Karena mereka adalah murid-murid terpilih dari perguruan Nagaraga, maka pada umumnya mereka memiliki ilmu yang tinggi. Tetapi para perwira Mataram yang juga terpilih telah melawannya dalam kelompok-kelompok. Sementara yang lain telah berusaha untuk menahan perlawanan para cantrik dan murid-murid Nagaraga yang diserahkan bimbingannya kepada para Putut itu.

Dengan demikian, maka pergolakan di seluruh padepokan itu semakin lama menjadi semakin keras.

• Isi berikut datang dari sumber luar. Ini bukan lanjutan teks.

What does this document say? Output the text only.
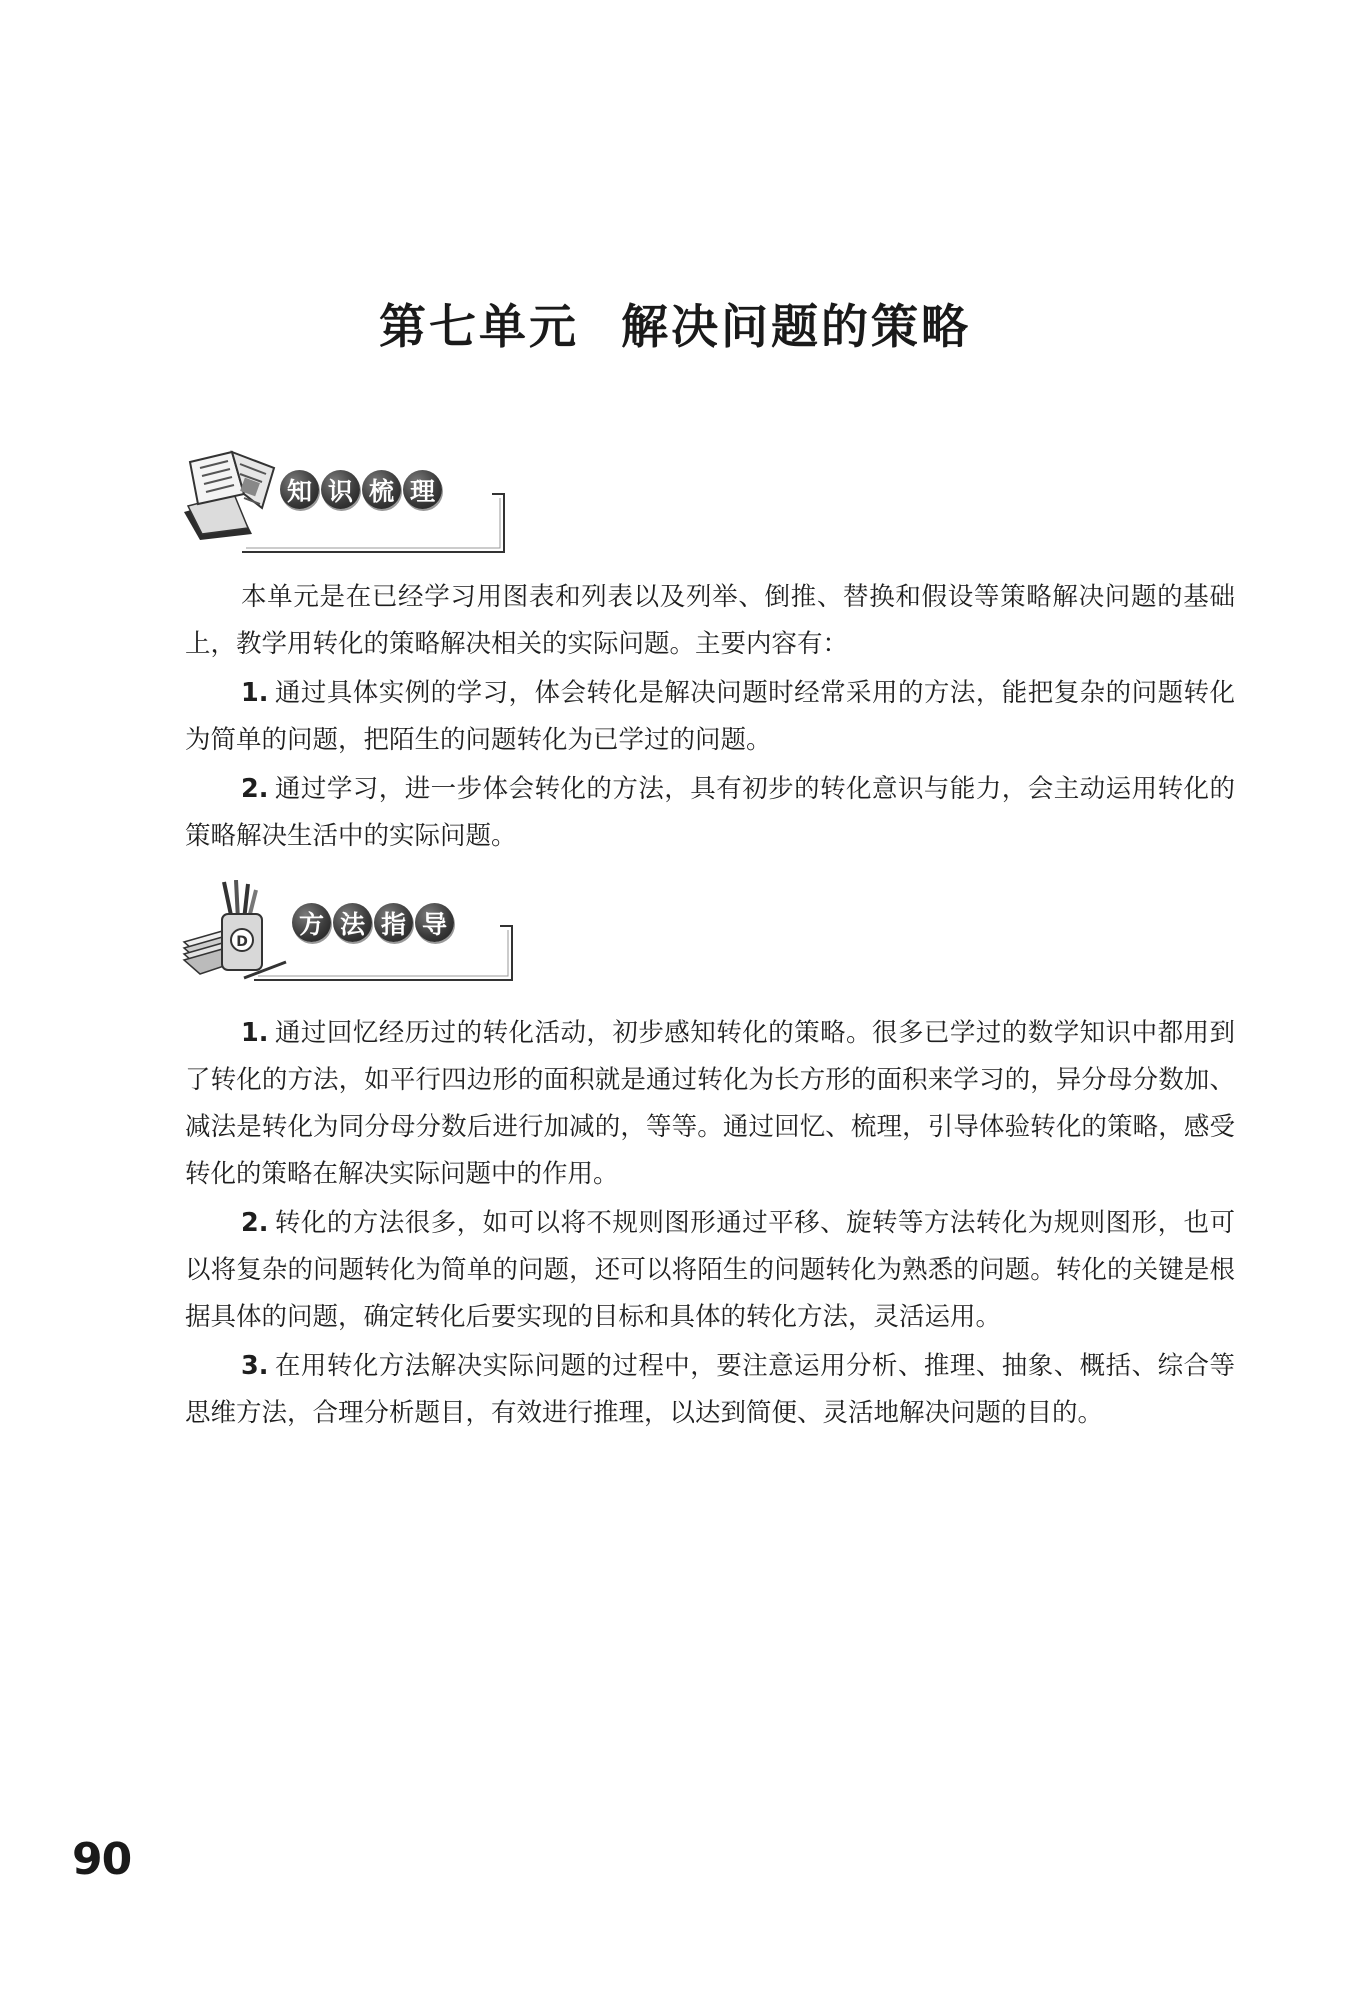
第七单元 解决问题的策略
知 识 梳 理

本单元是在已经学习用图表和列表以及列举、倒推、替换和假设等策略解决问题的基础上，教学用转化的策略解决相关的实际问题。主要内容有：

1. 通过具体实例的学习，体会转化是解决问题时经常采用的方法，能把复杂的问题转化为简单的问题，把陌生的问题转化为已学过的问题。

2. 通过学习，进一步体会转化的方法，具有初步的转化意识与能力，会主动运用转化的策略解决生活中的实际问题。

D
方 法 指 导

1. 通过回忆经历过的转化活动，初步感知转化的策略。很多已学过的数学知识中都用到了转化的方法，如平行四边形的面积就是通过转化为长方形的面积来学习的，异分母分数加、减法是转化为同分母分数后进行加减的，等等。通过回忆、梳理，引导体验转化的策略，感受转化的策略在解决实际问题中的作用。

2. 转化的方法很多，如可以将不规则图形通过平移、旋转等方法转化为规则图形，也可以将复杂的问题转化为简单的问题，还可以将陌生的问题转化为熟悉的问题。转化的关键是根据具体的问题，确定转化后要实现的目标和具体的转化方法，灵活运用。

3. 在用转化方法解决实际问题的过程中，要注意运用分析、推理、抽象、概括、综合等思维方法，合理分析题目，有效进行推理，以达到简便、灵活地解决问题的目的。

90
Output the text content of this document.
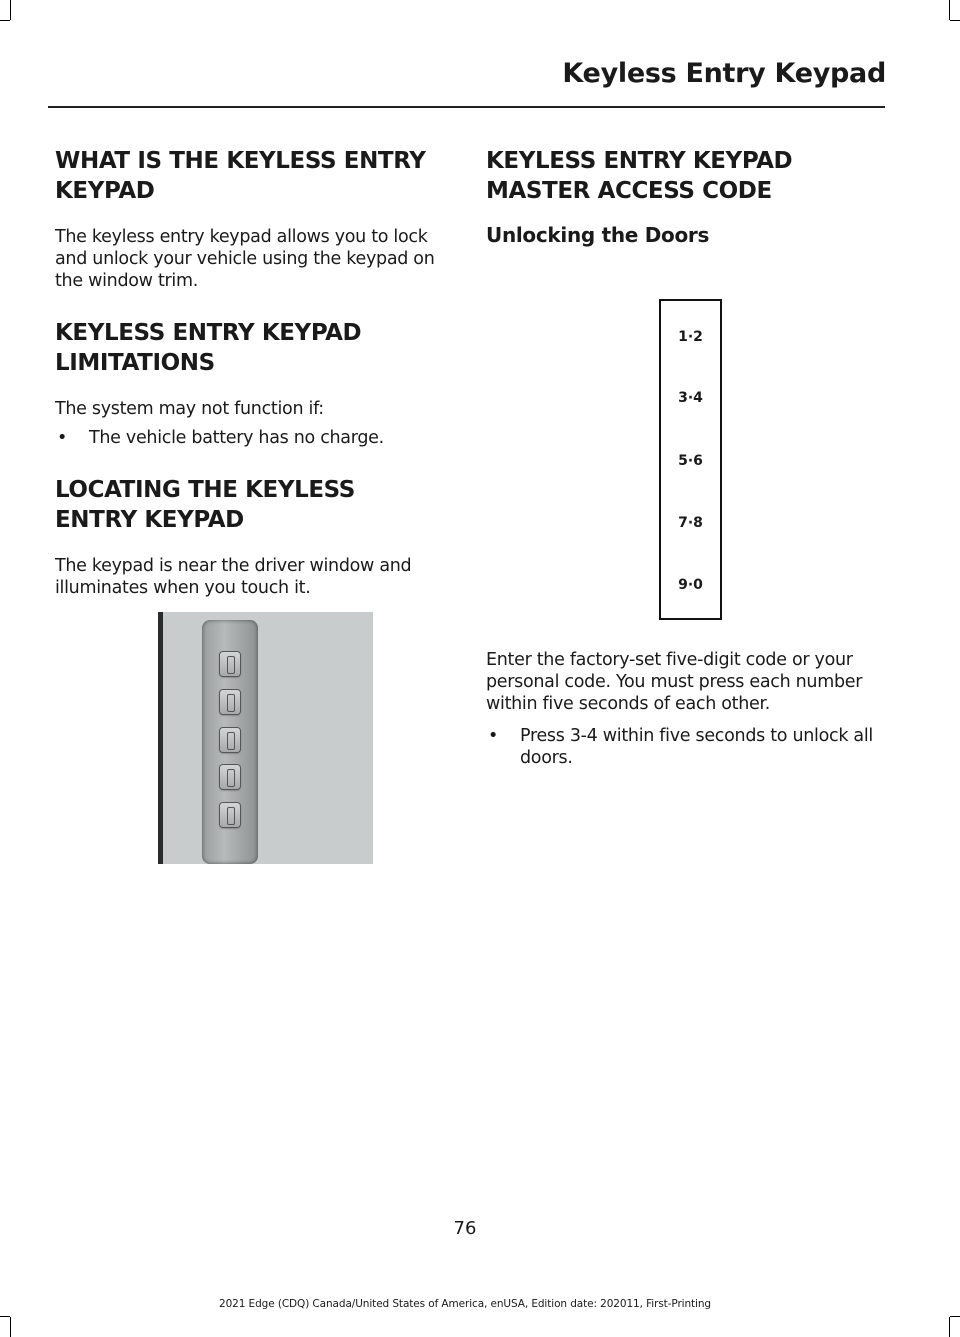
Keyless Entry Keypad
WHAT IS THE KEYLESS ENTRY
KEYPAD

The keyless entry keypad allows you to lock and unlock your vehicle using the keypad on the window trim.

KEYLESS ENTRY KEYPAD
LIMITATIONS

The system may not function if:

• The vehicle battery has no charge.

LOCATING THE KEYLESS
ENTRY KEYPAD

The keypad is near the driver window and illuminates when you touch it.

KEYLESS ENTRY KEYPAD
MASTER ACCESS CODE
Unlocking the Doors
1·2
3·4
5·6
7·8
9·0

Enter the factory-set five-digit code or your personal code. You must press each number within five seconds of each other.

• Press 3-4 within five seconds to unlock all doors.

76
2021 Edge (CDQ) Canada/United States of America, enUSA, Edition date: 202011, First-Printing
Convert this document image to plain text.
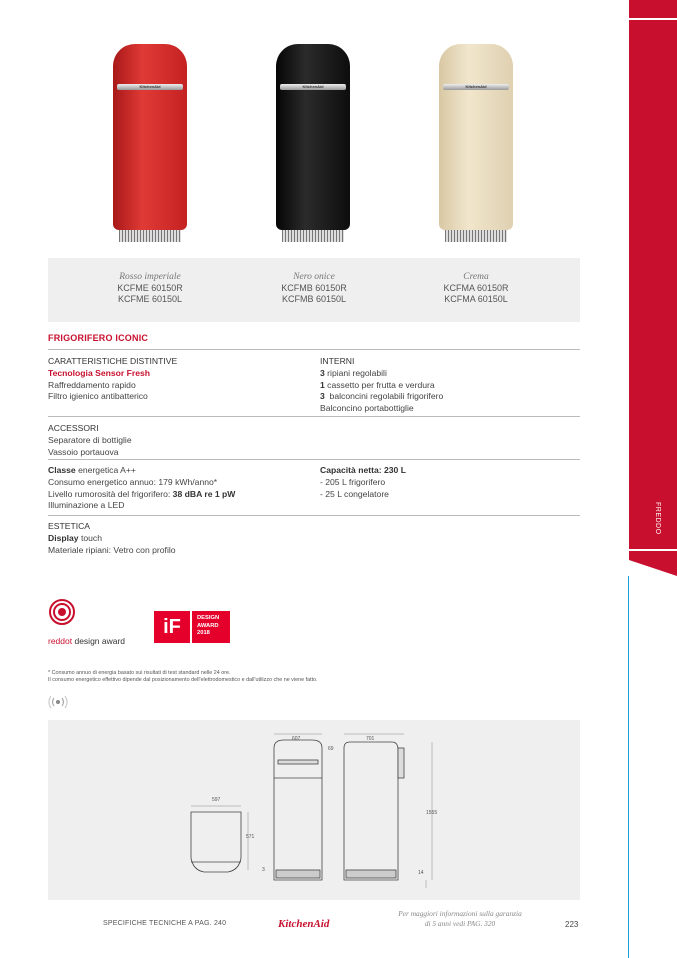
FREDDO
KitchenAid	KitchenAid	KitchenAid
Rosso imperiale
KCFME 60150R
KCFME 60150L
Nero onice
KCFMB 60150R
KCFMB 60150L
Crema
KCFMA 60150R
KCFMA 60150L
FRIGORIFERO ICONIC
CARATTERISTICHE DISTINTIVE
Tecnologia Sensor Fresh
Raffreddamento rapido
Filtro igienico antibatterico
INTERNI
3 ripiani regolabili
1 cassetto per frutta e verdura
3  balconcini regolabili frigorifero
Balconcino portabottiglie
ACCESSORI
Separatore di bottiglie
Vassoio portauova
Classe energetica A++
Consumo energetico annuo: 179 kWh/anno*
Livello rumorosità del frigorifero: 38 dBA re 1 pW
Illuminazione a LED
Capacità netta: 230 L
- 205 L frigorifero
- 25 L congelatore
ESTETICA
Display touch
Materiale ripiani: Vetro con profilo
reddot design award
iF	DESIGN
AWARD
2018
* Consumo annuo di energia basato sui risultati di test standard nelle 24 ore.
Il consumo energetico effettivo dipende dal posizionamento dell'elettrodomestico e dall'utilizzo che ne viene fatto.
597
571
3
607
69
701
1555
14
SPECIFICHE TECNICHE A PAG. 240	KitchenAid
Per maggiori informazioni sulla garanzia
di 5 anni vedi PAG. 320	223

Dua kekuatan yang mempunyai latar belakang kemampuan ilmu yang berbeda. Para prajurit Mataram lebih banyak berlatih dalam kesatuan-kesatuan masing-masing, sehingga mereka memiliki kemampuan yang tinggi dalam perang gelar dan perang dalam kelompok-kelompok tertentu. Namun orang-orang padepokan lebih banyak mempercayakan kemampuan mereka pada kemampuan perseorangan.

Ketika pertempuran itu berkobar besar di dalam padepokan, maka Pangeran Singasari telah siap untuk memasuki padepokan itu lewat pintu gerbang. Dengan kesadaran sepenuhnya bahwa di belakang pintu gerbang itu terdapat orang-orang yang berilmu tinggi, maka Pangeran Singasari telah siap untuk menghancurkan pintu gerbang itu. Tidak dengan kekuatan wajar, tetapi dengan ilmunya yang tinggi.

“Kita akan mendekat,“ berkata Pangeran Singasari, “kita akan bersama-sama menghantam pintu gerbang itu. Namun kemudian dengan cepat kita harus menghindar ke samping. Orang-orang yang ada di dalam padepokan itu tentu akan dengan cepat menyerang dari dalam.“

Tidak ada seorang pun yang bertanya. Mereka sudah tahu apa yang kira-kira akan terjadi. Beberapa orang itu akan menghantam pintu gerbang dengan lambaran ilmu mereka. Demikian pintu itu pecah, maka orang-orang yang ada di dalam dinding itu akan segera menyerang mereka dari jarak tertentu.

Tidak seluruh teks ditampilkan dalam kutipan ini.